Ian Bragg, Vice-President of Research and Statistics at the Securities and Investment Management Association, warned that proposed U.S. measures "would penalize ordinary Canadians saving for retirement, education, or other long-term goals, and create unnecessary uncertainty in the market." The quick reversal signals the immense pressure Ottawa faced.
UK Targets Online Gambling: A New Tax Reality
Across the pond, the UK's Labour government is tightening its belt and eyes the booming online gambling sector. In its November 2025 budget, Chancellor Reeves announced a significant tax increase on online gambling, raising the duty from 15% to 25%. This move aims to curb the sector's explosive growth and generate new revenues for public services.
The budget also delivered other significant tax-raising measures for the UK. Personal tax thresholds for income tax and National Insurance Contributions (NICs) are now frozen until April 2031. Additionally, tax-free limits on pension savings will be slashed to £2,000 for salary sacrifice schemes, impacting high earners. A new mileage-based tax for electric vehicles is also on the horizon.

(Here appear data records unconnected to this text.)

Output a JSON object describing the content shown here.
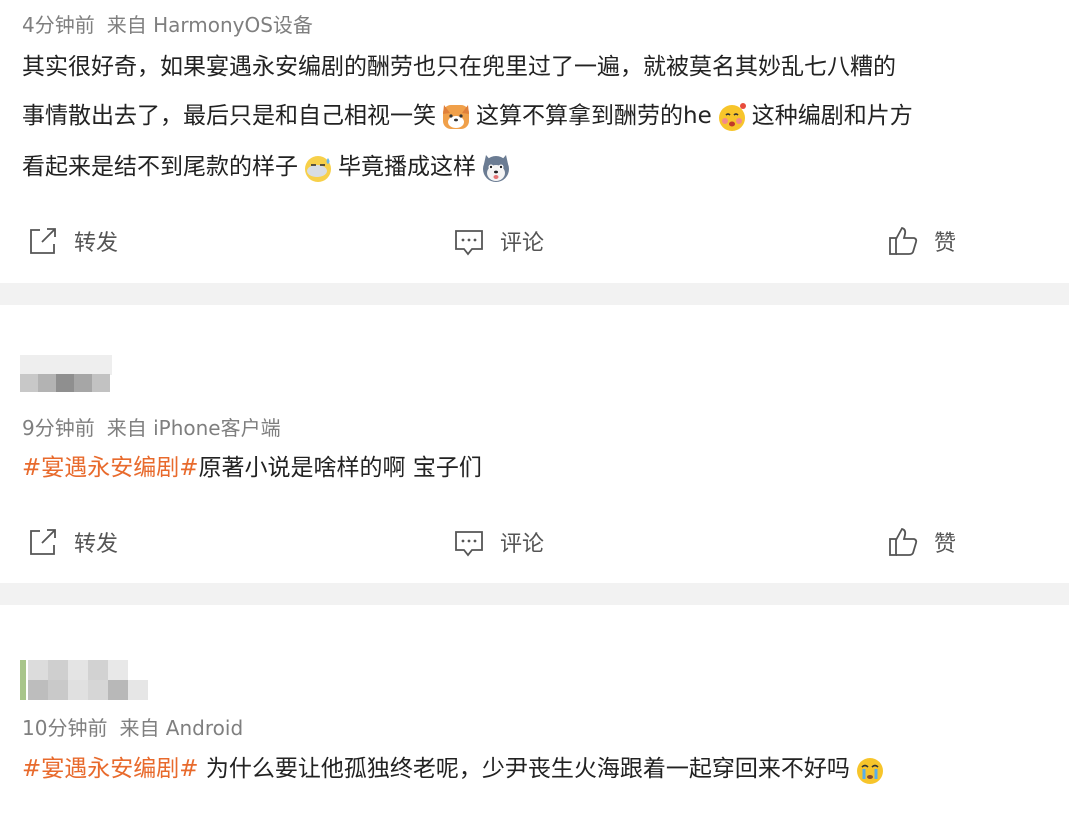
{
  "posts": [
    {
      "meta": {
        "time": "4分钟前",
        "source": "来自 HarmonyOS设备"
      },
      "lines": [
        [
          "其实很好奇，如果宴遇永安编剧的酬劳也只在兜里过了一遍，就被莫名其妙乱七八糟的"
        ],
        [
          "事情散出去了，最后只是和自己相视一笑",
          "这算不算拿到酬劳的he",
          "这种编剧和片方"
        ],
        [
          "看起来是结不到尾款的样子",
          "毕竟播成这样"
        ]
      ],
      "emojis": [
        "dog-face-emoji",
        "tipsy-face-emoji",
        "sweat-face-emoji",
        "husky-face-emoji"
      ]
    },
    {
      "meta": {
        "time": "9分钟前",
        "source": "来自 iPhone客户端"
      },
      "topic": "#宴遇永安编剧#",
      "text": "原著小说是啥样的啊 宝子们"
    },
    {
      "meta": {
        "time": "10分钟前",
        "source": "来自 Android"
      },
      "topic": "#宴遇永安编剧#",
      "text": " 为什么要让他孤独终老呢，少尹丧生火海跟着一起穿回来不好吗",
      "emojis": [
        "crying-face-emoji"
      ]
    }
  ],
  "actions": {
    "repost": "转发",
    "comment": "评论",
    "like": "赞"
  },
  "colors": {
    "topic": "#e86a2c",
    "meta": "#7f7f7f",
    "separator": "#f2f2f2"
  }
}
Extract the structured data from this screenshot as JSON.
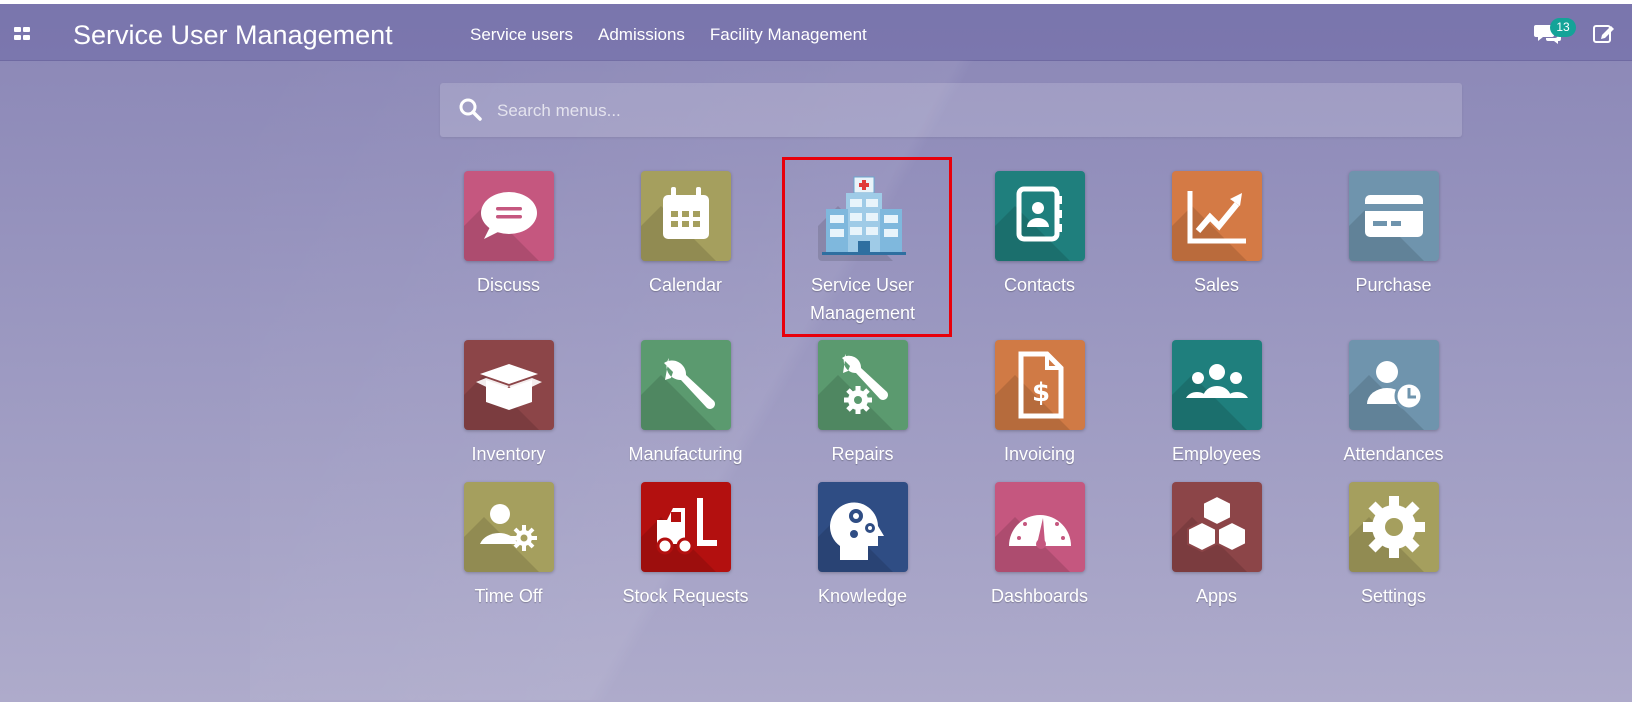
{
  "navbar": {
    "brand": "Service User Management",
    "menu": [
      "Service users",
      "Admissions",
      "Facility Management"
    ],
    "notifications_count": "13"
  },
  "search": {
    "placeholder": "Search menus..."
  },
  "apps": [
    {
      "label": "Discuss",
      "icon": "chat-bubble-icon",
      "color": "#c5577f"
    },
    {
      "label": "Calendar",
      "icon": "calendar-icon",
      "color": "#a59f5e"
    },
    {
      "label": "Service User\nManagement",
      "icon": "hospital-building-icon",
      "color": "transparent"
    },
    {
      "label": "Contacts",
      "icon": "address-book-icon",
      "color": "#1f7f7d"
    },
    {
      "label": "Sales",
      "icon": "chart-growth-icon",
      "color": "#d47a45"
    },
    {
      "label": "Purchase",
      "icon": "credit-card-icon",
      "color": "#6f94ad"
    },
    {
      "label": "Inventory",
      "icon": "open-box-icon",
      "color": "#8c4548"
    },
    {
      "label": "Manufacturing",
      "icon": "wrench-icon",
      "color": "#5b9a6f"
    },
    {
      "label": "Repairs",
      "icon": "wrench-gear-icon",
      "color": "#5b9a6f"
    },
    {
      "label": "Invoicing",
      "icon": "dollar-document-icon",
      "color": "#d07a45"
    },
    {
      "label": "Employees",
      "icon": "people-group-icon",
      "color": "#1f7f7d"
    },
    {
      "label": "Attendances",
      "icon": "user-clock-icon",
      "color": "#6f94ad"
    },
    {
      "label": "Time Off",
      "icon": "user-gear-icon",
      "color": "#a59f5e"
    },
    {
      "label": "Stock Requests",
      "icon": "forklift-icon",
      "color": "#b3100f"
    },
    {
      "label": "Knowledge",
      "icon": "head-gears-icon",
      "color": "#2f4d84"
    },
    {
      "label": "Dashboards",
      "icon": "gauge-icon",
      "color": "#c5577f"
    },
    {
      "label": "Apps",
      "icon": "cubes-icon",
      "color": "#8c4548"
    },
    {
      "label": "Settings",
      "icon": "gear-icon",
      "color": "#a59f5e"
    }
  ]
}
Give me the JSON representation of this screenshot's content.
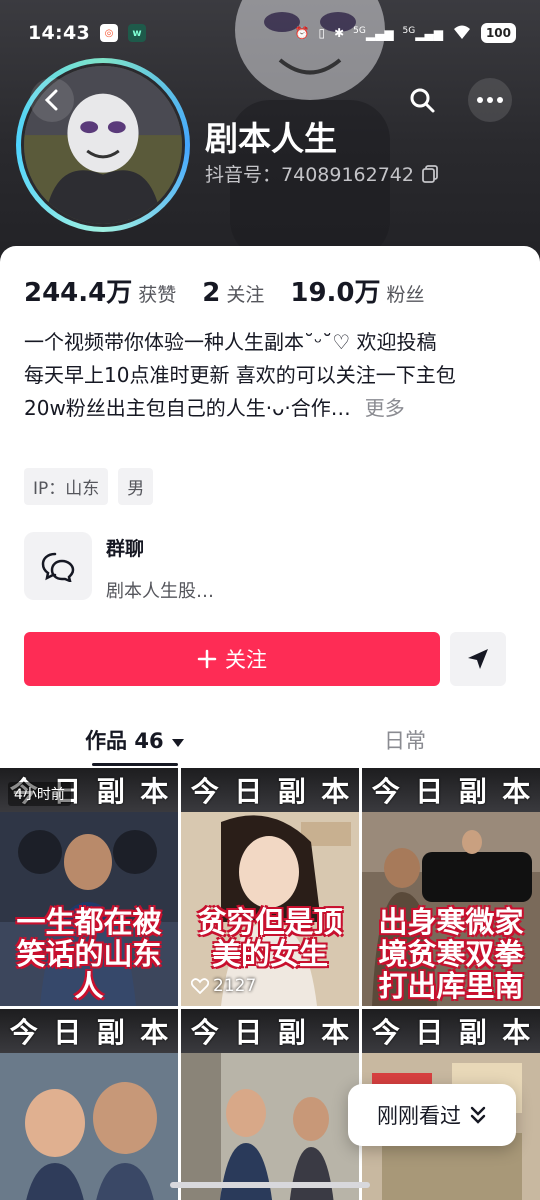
{
  "status_bar": {
    "time": "14:43",
    "battery": "100",
    "network_1": "5G",
    "network_2": "5G"
  },
  "profile": {
    "name": "剧本人生",
    "id_label": "抖音号：",
    "id_value": "74089162742"
  },
  "stats": [
    {
      "value": "244.4万",
      "label": "获赞"
    },
    {
      "value": "2",
      "label": "关注"
    },
    {
      "value": "19.0万",
      "label": "粉丝"
    }
  ],
  "bio": {
    "line1": "一个视频带你体验一种人生副本˘ᵕ˘♡ 欢迎投稿",
    "line2": "每天早上10点准时更新 喜欢的可以关注一下主包",
    "line3": "20w粉丝出主包自己的人生·ᴗ·合作…",
    "more": "更多"
  },
  "tags": [
    "IP：山东",
    "男"
  ],
  "group": {
    "title": "群聊",
    "subtitle": "剧本人生股…"
  },
  "actions": {
    "follow_label": "关注"
  },
  "tabs": {
    "works_label": "作品 46",
    "daily_label": "日常"
  },
  "videos": [
    {
      "header": [
        "今",
        "日",
        "副",
        "本"
      ],
      "caption": "一生都在被笑话的山东人",
      "badge": "4小时前",
      "likes": ""
    },
    {
      "header": [
        "今",
        "日",
        "副",
        "本"
      ],
      "caption": "贫穷但是顶美的女生",
      "badge": "",
      "likes": "2127"
    },
    {
      "header": [
        "今",
        "日",
        "副",
        "本"
      ],
      "caption": "出身寒微家境贫寒双拳打出库里南",
      "badge": "",
      "likes": ""
    },
    {
      "header": [
        "今",
        "日",
        "副",
        "本"
      ],
      "caption": "",
      "badge": "",
      "likes": ""
    },
    {
      "header": [
        "今",
        "日",
        "副",
        "本"
      ],
      "caption": "",
      "badge": "",
      "likes": ""
    },
    {
      "header": [
        "今",
        "日",
        "副",
        "本"
      ],
      "caption": "",
      "badge": "",
      "likes": ""
    }
  ],
  "recent_pill": {
    "label": "刚刚看过"
  },
  "colors": {
    "accent": "#fe2c55",
    "header_bg": "#2a2a2e",
    "caption_stroke": "#c8102e"
  }
}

Broader North American Tax Shifts
Beyond the Canada-U.S. tax showdown, other significant policy changes are unfolding. The U.S. House of Representatives passed "The One, Big, Beautiful Bill" in May 2025. This legislation extended and expanded President Donald Trump's 2017 Tax Cuts and Jobs Act. It also ushered in higher standardized deductions for singles, increasing to $15,750 for 2025. The IRS recently announced federal income tax bracket and standard deduction adjustments for 2026.
In Canada, Prime Minister Mark Carney's 2025 budget brought several changes. It eliminated the "inefficient" Underused Housing Tax and the luxury tax on private aircraft and vessels. The government also confirmed a middle-class tax cut, reducing the lowest tax rate by one percentage point as of 2026. The consumer carbon tax was also eliminated. For low-income Canadians, automatic tax filing and benefits are being introduced for the 2026 tax year. The Canada Revenue Agency (CRA) is also streamlining processes, no longer proactively mailing income tax packages to most filers.
What's Next
The U.S. "One, Big, Beautiful Bill" now awaits Senate approval and presidential sign-off. Its Section 899 remains a potent threat to countries with digital services taxes. Canada's decision to scrap its DST averted immediate crisis, but the underlying tensions over digital taxation persist globally.
In the UK, the online gambling industry will need to adapt to the higher tax burden, potentially affecting operations and consumer offerings. The broader tax freezes and changes to NICs will impact millions of households and businesses. These ongoing tax policy shifts will continue to shape national economies and influence daily life.